In the winch shown, the inner surfaces of the wedges 2 and 27 may be profiled to match the profile of the outer surface of the rope 3 to be handled.

The linear winch which has been described with reference to Figure 1 displaces the rope intermittently.

The modified winch shown in Figure 2 serves to displace the rope continuously. Referring to Figure 2, this continuous-type winch comprises a forward assembly 100 and a rearward assembly 102. A fixed support tube 106 surrounds the forward assembly 100 and has the rearward assembly mounted to its free end. The rearward assembly comprises a subsidiary puller jack 112 mounted to the free end of the support tube 106, a main puller jack 110, a wedge assembly 126, a drive jack 128 for wedge assembly 126 and an auxiliary jack or ejector 132, all these being constructed and arranged as the corresponding assemblies 10, 12, 26, 28 and 32 of the winch shown in Figure 1. The forward jack assembly 100 comprises a corresponding structure of subsidiary puller jack 112a mounted to fixed structure, main puller jack 110a, wedge assembly 126a and drive jack 128a. There is no auxiliary jack because the rearward assembly will provide force to dislodge the wedges of assembly 126a should these stick.

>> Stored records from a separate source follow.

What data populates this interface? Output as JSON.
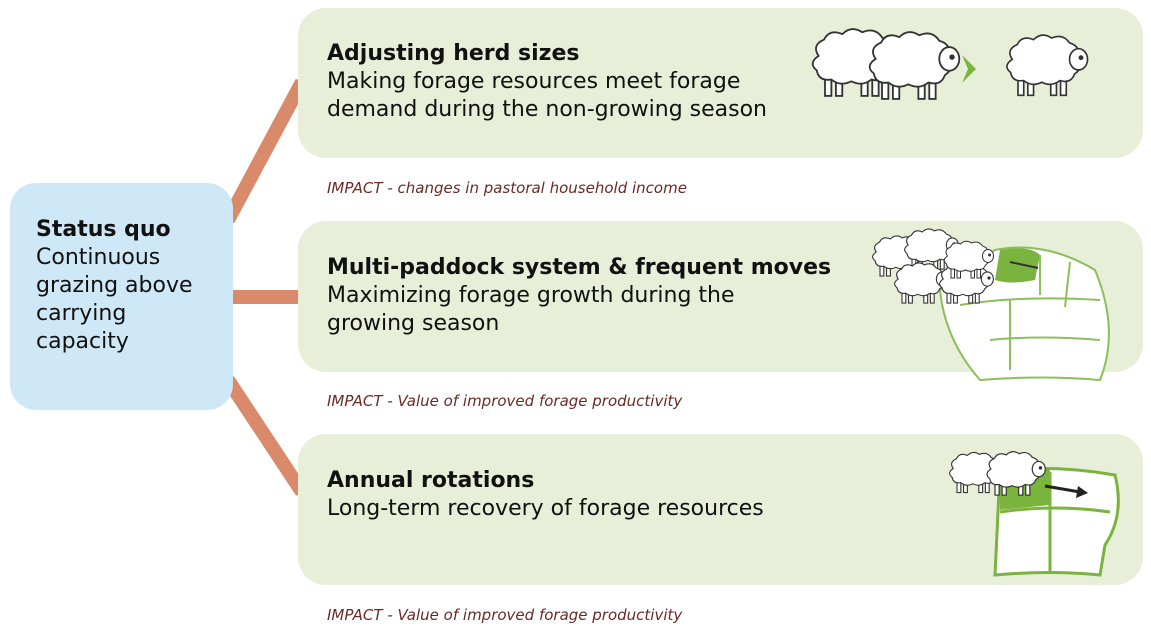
{
  "status_quo": {
    "title": "Status quo",
    "text": "Continuous grazing above carrying capacity"
  },
  "options": [
    {
      "title": "Adjusting herd sizes",
      "text": "Making forage resources meet forage demand during the non-growing season",
      "impact": "IMPACT - changes in pastoral household income"
    },
    {
      "title": "Multi-paddock system & frequent moves",
      "text": "Maximizing forage growth during the growing season",
      "impact": "IMPACT - Value of improved forage productivity"
    },
    {
      "title": "Annual rotations",
      "text": "Long-term recovery of forage resources",
      "impact": "IMPACT - Value of improved forage productivity"
    }
  ]
}
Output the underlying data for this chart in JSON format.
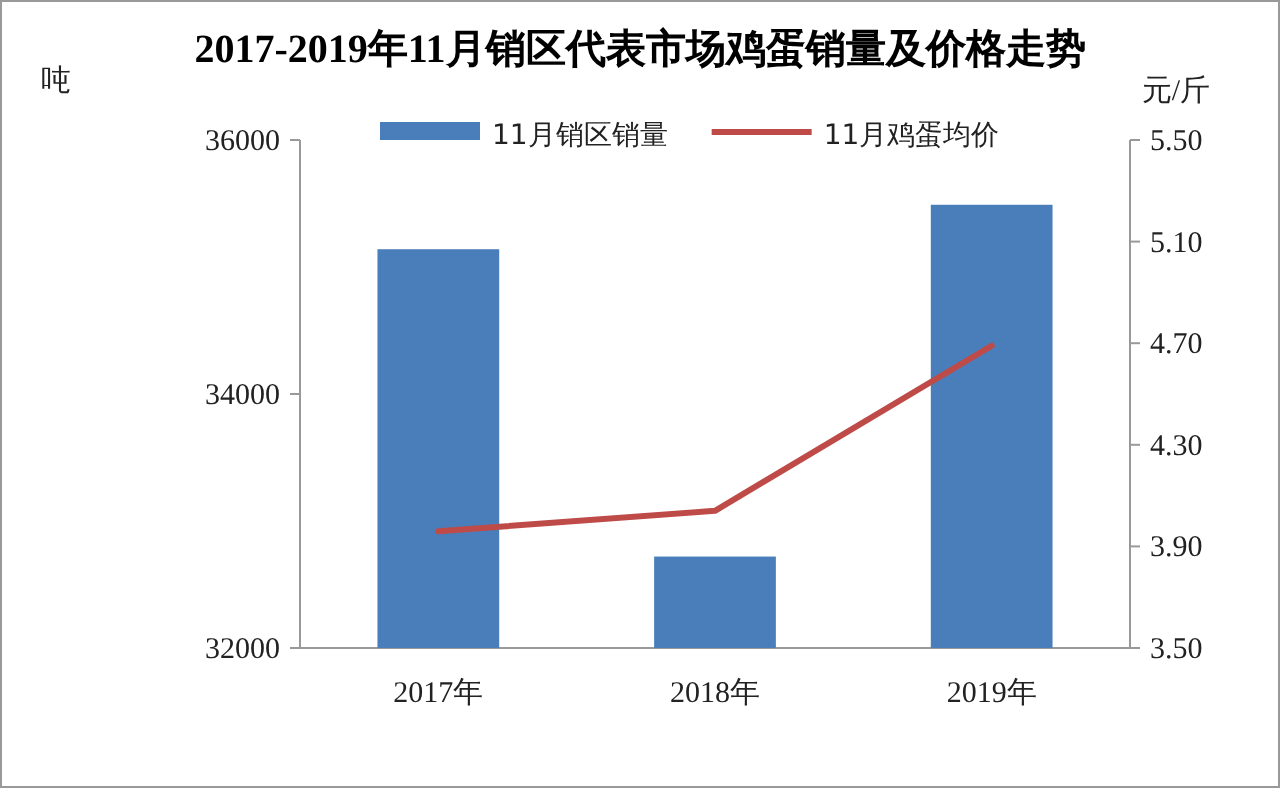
{
  "chart_data": {
    "type": "bar",
    "title": "2017-2019年11月销区代表市场鸡蛋销量及价格走势",
    "ylabel": "吨",
    "y2label": "元/斤",
    "categories": [
      "2017年",
      "2018年",
      "2019年"
    ],
    "series": [
      {
        "name": "11月销区销量",
        "color": "#4a7ebb",
        "values": [
          35140,
          32720,
          35490
        ]
      },
      {
        "name": "11月鸡蛋均价",
        "type": "line",
        "axis": "y2",
        "color": "#be4b48",
        "values": [
          3.96,
          4.04,
          4.69
        ]
      }
    ],
    "ylim": [
      32000,
      36000
    ],
    "yticks": [
      32000,
      34000,
      36000
    ],
    "y2lim": [
      3.5,
      5.5
    ],
    "y2ticks": [
      {
        "value": 3.5,
        "label": "3.50"
      },
      {
        "value": 3.9,
        "label": "3.90"
      },
      {
        "value": 4.3,
        "label": "4.30"
      },
      {
        "value": 4.7,
        "label": "4.70"
      },
      {
        "value": 5.1,
        "label": "5.10"
      },
      {
        "value": 5.5,
        "label": "5.50"
      }
    ],
    "legend": "top"
  }
}
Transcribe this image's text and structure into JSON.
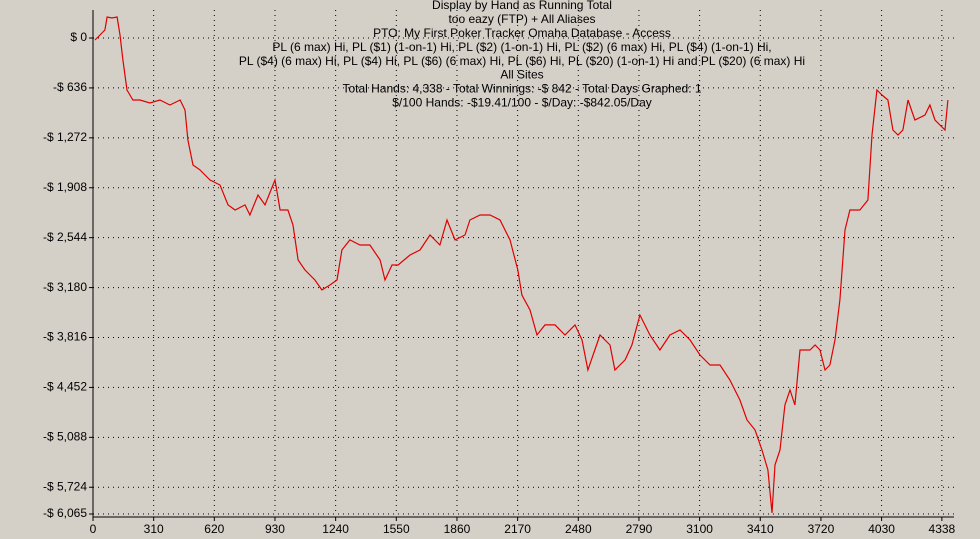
{
  "chart_data": {
    "type": "line",
    "title_lines": [
      "Display by Hand as Running Total",
      "too eazy (FTP) + All Aliases",
      "PTO: My First Poker Tracker Omaha Database - Access",
      "PL (6 max) Hi, PL ($1) (1-on-1) Hi, PL ($2) (1-on-1) Hi, PL ($2) (6 max) Hi, PL ($4) (1-on-1) Hi,",
      "PL ($4) (6 max) Hi, PL ($4) Hi, PL ($6) (6 max) Hi, PL ($6) Hi, PL ($20) (1-on-1) Hi and PL ($20) (6 max) Hi",
      "All Sites",
      "Total Hands: 4,338 - Total Winnings: -$ 842 - Total Days Graphed: 1",
      "$/100 Hands: -$19.41/100 - $/Day: -$842.05/Day"
    ],
    "x": [
      10,
      36,
      61,
      72,
      97,
      123,
      138,
      153,
      174,
      204,
      240,
      291,
      342,
      393,
      445,
      470,
      485,
      511,
      547,
      598,
      649,
      690,
      726,
      777,
      802,
      843,
      879,
      930,
      956,
      996,
      1022,
      1048,
      1083,
      1134,
      1170,
      1211,
      1247,
      1272,
      1313,
      1364,
      1415,
      1467,
      1492,
      1528,
      1559,
      1620,
      1671,
      1722,
      1773,
      1809,
      1850,
      1901,
      1926,
      1978,
      2029,
      2080,
      2131,
      2171,
      2192,
      2233,
      2269,
      2310,
      2361,
      2412,
      2463,
      2499,
      2529,
      2591,
      2642,
      2667,
      2719,
      2754,
      2795,
      2846,
      2897,
      2948,
      3000,
      3051,
      3102,
      3153,
      3204,
      3255,
      3306,
      3342,
      3383,
      3419,
      3449,
      3470,
      3485,
      3511,
      3536,
      3562,
      3587,
      3613,
      3664,
      3690,
      3715,
      3741,
      3766,
      3792,
      3817,
      3843,
      3868,
      3919,
      3960,
      3981,
      4006,
      4032,
      4062,
      4088,
      4114,
      4139,
      4165,
      4200,
      4252,
      4277,
      4303,
      4354,
      4369
    ],
    "series": [
      {
        "name": "Running Total",
        "color": "#e00000",
        "values": [
          -25,
          38,
          102,
          268,
          255,
          268,
          38,
          -280,
          -662,
          -790,
          -790,
          -828,
          -790,
          -853,
          -790,
          -917,
          -1299,
          -1618,
          -1681,
          -1809,
          -1873,
          -2127,
          -2191,
          -2127,
          -2255,
          -2000,
          -2127,
          -1809,
          -2191,
          -2191,
          -2382,
          -2828,
          -2955,
          -3083,
          -3210,
          -3147,
          -3083,
          -2701,
          -2573,
          -2637,
          -2637,
          -2828,
          -3083,
          -2892,
          -2892,
          -2765,
          -2701,
          -2510,
          -2637,
          -2319,
          -2573,
          -2510,
          -2319,
          -2255,
          -2255,
          -2319,
          -2573,
          -2955,
          -3274,
          -3465,
          -3784,
          -3656,
          -3656,
          -3784,
          -3656,
          -3847,
          -4230,
          -3784,
          -3911,
          -4230,
          -4102,
          -3911,
          -3529,
          -3784,
          -3975,
          -3784,
          -3720,
          -3847,
          -4039,
          -4166,
          -4166,
          -4357,
          -4612,
          -4867,
          -4994,
          -5249,
          -5503,
          -6051,
          -5440,
          -5249,
          -4676,
          -4485,
          -4676,
          -3975,
          -3975,
          -3911,
          -3975,
          -4230,
          -4166,
          -3847,
          -3338,
          -2446,
          -2191,
          -2191,
          -2064,
          -1236,
          -662,
          -726,
          -790,
          -1172,
          -1236,
          -1172,
          -790,
          -1045,
          -981,
          -853,
          -1045,
          -1172,
          -790
        ]
      }
    ],
    "xlim": [
      0,
      4400
    ],
    "xticks": [
      0,
      310,
      620,
      930,
      1240,
      1550,
      1860,
      2170,
      2480,
      2790,
      3100,
      3410,
      3720,
      4030,
      4338
    ],
    "ylim": [
      -6065,
      357
    ],
    "yticks": [
      {
        "value": 0,
        "label": "$ 0"
      },
      {
        "value": -636,
        "label": "-$ 636"
      },
      {
        "value": -1272,
        "label": "-$ 1,272"
      },
      {
        "value": -1908,
        "label": "-$ 1,908"
      },
      {
        "value": -2544,
        "label": "-$ 2,544"
      },
      {
        "value": -3180,
        "label": "-$ 3,180"
      },
      {
        "value": -3816,
        "label": "-$ 3,816"
      },
      {
        "value": -4452,
        "label": "-$ 4,452"
      },
      {
        "value": -5088,
        "label": "-$ 5,088"
      },
      {
        "value": -5724,
        "label": "-$ 5,724"
      },
      {
        "value": -6065,
        "label": "-$ 6,065"
      }
    ],
    "grid": true
  }
}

In use of the linear winch shown in Figure 2, the forward and rearward assemblies grip and displace the rope alternately with one another to give a continuous displacement of the rope. The relatively slow extending stroke of each subsidiary puller-jack is used, as described above, to assist the wedges of the respective wedge assembly driving home and locating about the rope, before the main puller jack executes its stroke.

Claims (6)

1) A linear winch, comprising a first wedge assembly having a through-passage for receiving a rope and including a wedge arrangement and drive means for linearly displacing the wedge arrangement to cause the first wedge assembly to grip the rope, a second wedge assembly having a throughpassage for receiving the rope and including a wedge arrangement and drive means for linearly displacing this wedge arrangement to cause the second assembly to grip the rope, and drive means for linearly displacing the second wedge assembly linearly relative to the first wedge assembly, which drive means comprises a main drive and a slower subsidiary drive.

2) A linear winch as claimed in claim 1, further comprising a control means arranged to cause operation of the subsidiary drive as the drive means for each wedge arrangement displaces the respective wedge arrangement into gripping relationship with the rope, the displacement caused by the subsidiary drive being in a direction to assist in applying the respective wedge arrangement to the rope.

3) A linear winch as claimed in class 2, in which the control means causes operation of the main drive after said operation of the subsidiary drive.

4) A linear winch as claimed in any preceding claim, arranged to effect intermittent displacement of the rope with the first wedge assembly gripping and holding the rope still as the second wedge assembly executes a return movement, whereafter the second wedge assembly takes over the gripping function before executing a stroke.

5) A linear winch as claimed in any one of claims 1 to 3, arranged to effect continuous displacement of the rope with each wedge assembly in turn gripping and displacing the rope whilst the other wedge assembly executes a return movement.

6) A linear winch substantially as herein described with reference to Figure 1 or Figure 2 of the accompanying drawings.